From News of the Weird:

Doug Anglin, 17, filed a formal complaint with the U.S. Department of Education against Milton (MA) High School, which he said discriminates against boys by giving better grades to students who "sit down, follow orders, and listen to what (teachers and administrators) say." Anglin told a Boston Globe reporter, "Men naturally rebel against this."
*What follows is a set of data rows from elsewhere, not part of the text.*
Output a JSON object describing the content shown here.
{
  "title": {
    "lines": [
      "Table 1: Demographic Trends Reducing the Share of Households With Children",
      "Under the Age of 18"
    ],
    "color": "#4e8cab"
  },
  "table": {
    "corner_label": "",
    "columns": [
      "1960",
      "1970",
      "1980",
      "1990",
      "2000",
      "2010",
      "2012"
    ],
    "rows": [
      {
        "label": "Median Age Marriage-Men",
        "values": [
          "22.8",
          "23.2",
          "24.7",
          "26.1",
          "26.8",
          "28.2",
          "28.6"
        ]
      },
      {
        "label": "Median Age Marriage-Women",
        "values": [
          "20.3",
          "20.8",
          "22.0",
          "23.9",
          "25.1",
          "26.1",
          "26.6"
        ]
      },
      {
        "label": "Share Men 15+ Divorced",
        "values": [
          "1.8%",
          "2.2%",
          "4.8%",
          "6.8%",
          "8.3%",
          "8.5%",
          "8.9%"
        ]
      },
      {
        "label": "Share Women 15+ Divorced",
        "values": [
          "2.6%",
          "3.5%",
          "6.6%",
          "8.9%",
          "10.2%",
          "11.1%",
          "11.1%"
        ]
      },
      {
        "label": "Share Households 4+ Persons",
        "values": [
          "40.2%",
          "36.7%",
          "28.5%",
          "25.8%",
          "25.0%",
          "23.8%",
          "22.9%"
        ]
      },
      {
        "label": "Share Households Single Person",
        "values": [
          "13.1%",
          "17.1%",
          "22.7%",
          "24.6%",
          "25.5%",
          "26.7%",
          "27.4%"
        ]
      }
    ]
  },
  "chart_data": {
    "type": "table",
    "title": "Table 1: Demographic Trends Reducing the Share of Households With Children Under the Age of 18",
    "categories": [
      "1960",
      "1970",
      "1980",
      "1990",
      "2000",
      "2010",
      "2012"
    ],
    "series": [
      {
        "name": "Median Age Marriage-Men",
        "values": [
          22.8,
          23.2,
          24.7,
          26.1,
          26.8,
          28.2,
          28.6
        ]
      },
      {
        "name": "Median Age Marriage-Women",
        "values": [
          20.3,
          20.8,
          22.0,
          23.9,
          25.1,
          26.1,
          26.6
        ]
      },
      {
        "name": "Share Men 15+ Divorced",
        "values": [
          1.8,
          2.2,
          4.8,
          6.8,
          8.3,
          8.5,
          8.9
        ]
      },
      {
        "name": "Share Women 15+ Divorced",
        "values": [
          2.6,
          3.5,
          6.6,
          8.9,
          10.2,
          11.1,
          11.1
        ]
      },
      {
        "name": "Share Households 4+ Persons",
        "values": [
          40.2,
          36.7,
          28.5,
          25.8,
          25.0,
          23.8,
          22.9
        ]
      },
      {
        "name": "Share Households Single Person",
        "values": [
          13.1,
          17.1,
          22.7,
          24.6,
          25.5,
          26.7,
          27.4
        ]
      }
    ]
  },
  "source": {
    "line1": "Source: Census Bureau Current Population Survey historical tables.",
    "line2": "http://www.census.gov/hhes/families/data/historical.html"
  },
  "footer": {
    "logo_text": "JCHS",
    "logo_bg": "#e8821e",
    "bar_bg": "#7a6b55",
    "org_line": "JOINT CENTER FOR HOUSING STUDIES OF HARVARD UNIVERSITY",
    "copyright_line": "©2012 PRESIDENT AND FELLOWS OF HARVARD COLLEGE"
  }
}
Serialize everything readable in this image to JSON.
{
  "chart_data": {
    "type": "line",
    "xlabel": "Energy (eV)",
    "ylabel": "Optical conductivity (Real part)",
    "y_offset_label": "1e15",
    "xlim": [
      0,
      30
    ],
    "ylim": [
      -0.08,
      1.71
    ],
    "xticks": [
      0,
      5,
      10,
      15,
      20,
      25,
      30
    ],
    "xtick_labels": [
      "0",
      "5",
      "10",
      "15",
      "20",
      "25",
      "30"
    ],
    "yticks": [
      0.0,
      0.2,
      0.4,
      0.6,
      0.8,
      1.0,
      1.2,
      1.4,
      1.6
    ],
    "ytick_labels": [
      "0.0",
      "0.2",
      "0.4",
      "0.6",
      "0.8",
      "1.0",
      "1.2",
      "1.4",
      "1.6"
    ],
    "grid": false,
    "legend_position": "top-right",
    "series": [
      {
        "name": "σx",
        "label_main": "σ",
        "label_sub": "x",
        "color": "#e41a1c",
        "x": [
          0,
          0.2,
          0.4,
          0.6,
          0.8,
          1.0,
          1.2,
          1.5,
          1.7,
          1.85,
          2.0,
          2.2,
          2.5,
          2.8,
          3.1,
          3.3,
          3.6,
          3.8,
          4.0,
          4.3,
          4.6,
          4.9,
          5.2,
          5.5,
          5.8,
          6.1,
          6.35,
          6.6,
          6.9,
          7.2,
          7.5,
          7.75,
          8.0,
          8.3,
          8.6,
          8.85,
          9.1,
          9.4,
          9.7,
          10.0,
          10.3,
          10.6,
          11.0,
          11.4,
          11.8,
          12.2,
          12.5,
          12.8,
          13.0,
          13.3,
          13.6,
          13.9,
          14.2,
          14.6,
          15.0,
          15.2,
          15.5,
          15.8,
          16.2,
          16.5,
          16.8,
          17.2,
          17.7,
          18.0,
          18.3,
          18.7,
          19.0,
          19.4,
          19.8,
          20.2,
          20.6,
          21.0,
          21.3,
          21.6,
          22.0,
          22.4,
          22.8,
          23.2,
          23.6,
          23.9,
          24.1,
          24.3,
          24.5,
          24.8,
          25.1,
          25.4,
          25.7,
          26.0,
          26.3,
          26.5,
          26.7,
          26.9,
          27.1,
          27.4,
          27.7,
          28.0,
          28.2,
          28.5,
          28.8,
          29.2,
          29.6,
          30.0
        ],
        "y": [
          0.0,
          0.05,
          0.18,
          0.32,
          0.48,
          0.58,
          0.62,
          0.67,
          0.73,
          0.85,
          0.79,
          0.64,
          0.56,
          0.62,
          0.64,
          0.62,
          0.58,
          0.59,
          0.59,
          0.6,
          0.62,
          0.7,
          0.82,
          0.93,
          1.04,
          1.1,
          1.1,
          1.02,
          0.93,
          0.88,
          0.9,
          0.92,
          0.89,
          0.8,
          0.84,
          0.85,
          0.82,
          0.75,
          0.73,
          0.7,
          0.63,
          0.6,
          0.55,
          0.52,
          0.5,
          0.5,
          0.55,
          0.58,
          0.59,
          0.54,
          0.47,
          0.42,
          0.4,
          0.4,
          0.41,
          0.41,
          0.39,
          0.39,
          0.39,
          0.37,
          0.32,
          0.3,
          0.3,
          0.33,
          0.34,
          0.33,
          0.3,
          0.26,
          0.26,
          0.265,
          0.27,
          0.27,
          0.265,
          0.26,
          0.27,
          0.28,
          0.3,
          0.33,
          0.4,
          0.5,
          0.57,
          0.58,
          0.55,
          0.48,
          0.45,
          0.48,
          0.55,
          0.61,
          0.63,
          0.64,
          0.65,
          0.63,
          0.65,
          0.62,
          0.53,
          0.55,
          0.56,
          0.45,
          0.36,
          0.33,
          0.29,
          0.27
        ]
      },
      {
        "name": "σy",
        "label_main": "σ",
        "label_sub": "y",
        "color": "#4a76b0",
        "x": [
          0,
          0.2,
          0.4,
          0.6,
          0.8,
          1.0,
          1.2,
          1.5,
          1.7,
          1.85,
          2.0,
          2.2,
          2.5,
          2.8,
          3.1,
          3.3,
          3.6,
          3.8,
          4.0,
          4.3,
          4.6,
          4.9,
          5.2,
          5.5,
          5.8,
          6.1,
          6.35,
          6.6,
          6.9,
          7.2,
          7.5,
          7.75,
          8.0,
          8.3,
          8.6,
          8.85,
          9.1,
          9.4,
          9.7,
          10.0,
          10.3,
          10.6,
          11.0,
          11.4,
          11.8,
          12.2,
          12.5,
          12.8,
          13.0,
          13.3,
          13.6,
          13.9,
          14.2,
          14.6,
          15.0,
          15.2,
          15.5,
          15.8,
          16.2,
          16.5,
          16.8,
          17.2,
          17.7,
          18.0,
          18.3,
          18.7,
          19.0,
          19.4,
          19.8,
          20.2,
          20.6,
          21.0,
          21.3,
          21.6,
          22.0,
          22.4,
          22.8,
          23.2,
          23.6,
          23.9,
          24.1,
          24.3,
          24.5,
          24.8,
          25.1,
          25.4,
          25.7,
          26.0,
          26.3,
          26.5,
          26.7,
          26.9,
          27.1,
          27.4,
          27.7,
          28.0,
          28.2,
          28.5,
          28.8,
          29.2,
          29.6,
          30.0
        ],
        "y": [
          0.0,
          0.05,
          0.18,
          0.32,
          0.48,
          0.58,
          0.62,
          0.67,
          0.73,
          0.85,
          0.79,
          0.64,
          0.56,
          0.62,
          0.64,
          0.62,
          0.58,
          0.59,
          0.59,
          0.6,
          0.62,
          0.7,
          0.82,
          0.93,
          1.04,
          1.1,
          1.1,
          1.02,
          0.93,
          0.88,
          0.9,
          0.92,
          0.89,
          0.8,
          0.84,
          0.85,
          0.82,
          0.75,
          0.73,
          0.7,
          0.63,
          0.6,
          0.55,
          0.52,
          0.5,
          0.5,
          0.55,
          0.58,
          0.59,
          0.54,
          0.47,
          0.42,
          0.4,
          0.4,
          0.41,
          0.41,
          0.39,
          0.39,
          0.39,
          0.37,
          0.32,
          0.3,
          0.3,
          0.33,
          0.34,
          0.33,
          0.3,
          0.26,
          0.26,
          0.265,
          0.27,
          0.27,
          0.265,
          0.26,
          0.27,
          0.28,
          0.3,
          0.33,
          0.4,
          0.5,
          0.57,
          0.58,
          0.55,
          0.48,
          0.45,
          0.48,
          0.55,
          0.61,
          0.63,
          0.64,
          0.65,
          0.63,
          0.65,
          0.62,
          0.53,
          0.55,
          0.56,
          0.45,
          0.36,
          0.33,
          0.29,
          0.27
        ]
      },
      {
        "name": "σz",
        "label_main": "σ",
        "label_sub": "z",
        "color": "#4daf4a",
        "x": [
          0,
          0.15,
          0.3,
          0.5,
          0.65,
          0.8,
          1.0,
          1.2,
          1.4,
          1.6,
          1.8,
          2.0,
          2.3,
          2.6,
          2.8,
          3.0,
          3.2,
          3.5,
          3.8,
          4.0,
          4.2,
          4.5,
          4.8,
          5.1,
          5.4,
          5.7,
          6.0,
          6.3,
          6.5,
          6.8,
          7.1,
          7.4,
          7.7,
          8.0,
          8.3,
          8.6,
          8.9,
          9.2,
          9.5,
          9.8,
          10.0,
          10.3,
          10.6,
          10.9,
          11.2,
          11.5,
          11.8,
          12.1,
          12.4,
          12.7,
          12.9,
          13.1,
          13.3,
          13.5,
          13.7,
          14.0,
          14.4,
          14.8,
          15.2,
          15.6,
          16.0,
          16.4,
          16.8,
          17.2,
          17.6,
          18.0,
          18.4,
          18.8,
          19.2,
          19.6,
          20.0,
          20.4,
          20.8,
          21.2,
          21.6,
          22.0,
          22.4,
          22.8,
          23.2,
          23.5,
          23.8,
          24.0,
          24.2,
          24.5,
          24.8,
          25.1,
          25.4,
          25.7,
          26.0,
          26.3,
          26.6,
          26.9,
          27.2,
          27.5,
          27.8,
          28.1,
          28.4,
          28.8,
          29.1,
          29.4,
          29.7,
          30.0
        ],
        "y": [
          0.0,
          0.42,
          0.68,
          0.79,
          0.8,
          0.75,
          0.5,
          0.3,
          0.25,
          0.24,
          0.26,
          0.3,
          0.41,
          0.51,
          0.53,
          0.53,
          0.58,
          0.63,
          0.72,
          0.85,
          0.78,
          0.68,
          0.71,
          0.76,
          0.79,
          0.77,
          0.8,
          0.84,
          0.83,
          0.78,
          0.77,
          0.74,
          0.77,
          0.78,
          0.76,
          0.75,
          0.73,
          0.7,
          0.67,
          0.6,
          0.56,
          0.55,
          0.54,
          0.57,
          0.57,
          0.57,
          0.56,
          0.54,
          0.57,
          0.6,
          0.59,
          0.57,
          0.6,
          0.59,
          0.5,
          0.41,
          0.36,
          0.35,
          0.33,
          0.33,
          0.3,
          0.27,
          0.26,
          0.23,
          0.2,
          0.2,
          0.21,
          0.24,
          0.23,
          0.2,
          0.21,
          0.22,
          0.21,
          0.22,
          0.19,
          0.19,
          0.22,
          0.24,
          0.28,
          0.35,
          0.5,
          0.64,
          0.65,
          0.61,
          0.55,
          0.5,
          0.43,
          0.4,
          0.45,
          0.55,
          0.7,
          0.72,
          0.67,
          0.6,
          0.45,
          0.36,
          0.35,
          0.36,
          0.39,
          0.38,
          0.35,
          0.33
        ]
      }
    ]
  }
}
Ummm . . . ok . . . what are schools supposed to do to restore putative gender equity, then? Perhaps boys should get good grades for running around naked in the playground and giving the teachers the finger.

Friday, April 21, 2006

Global sex survey

A global sex survey among adults over 40 finds sexual satisfaction higher in Western countries than in Eastern countries (although the U.S. was not the highest), and that men have higher sexual satisfaction on average than women across all countries. The researchers claim that male-dominated societies have lower levels of subjective sexual satisfaction. See: patriarchy = bad sex!

Friday, April 14, 2006

Saturday, March 25, 2006

Pills, politics, and puzzlement

I'm listening to an NPR story on the controversy in Connecticut about a bill requiring hospitals to offer emergency contraception to rape victims. The debate centered, not surprisingly, on the four Catholic hospitals in the state, who did not want to be required to provide EC, as they are morally opposed to it. Their policy is to test female rape victims to see if they are near ovulation, and if they are, to tell them where they can obtain EC.

Wait a minute. If Catholics are morally opposed to the use of emergency contraception and they are trying to be consistent with this moral opposition, why would they tell the women where to go to get emergency contraception? If you're opposed to some action, you don't help people commit that action. It's like saying, "I think armed robbery is wrong, but the liquor store next door has a lot of cash, and here's where you can buy a gun." This is a cop-out. If you believe that EC is morally wrong for all women in all circumstances, then you wouldn't tell rape victims where to get it. If you believe it is an acceptable choice for some women in certain contexts (e.g., rape), then you offer it to women in your hospital and leave it up to their conscience to decide. The current policy is just moral hand-waving -- Oh, we didn't give them the EC, so our conscience is clean.

It reminds me of the inconsistencies in policies which ostensibly claim abortion is murder.

End of the story: The bill wasn't passed . . . lawmakers declined to vote on it.

Edible books

Dr. Bibliovore has found books you really *can* eat!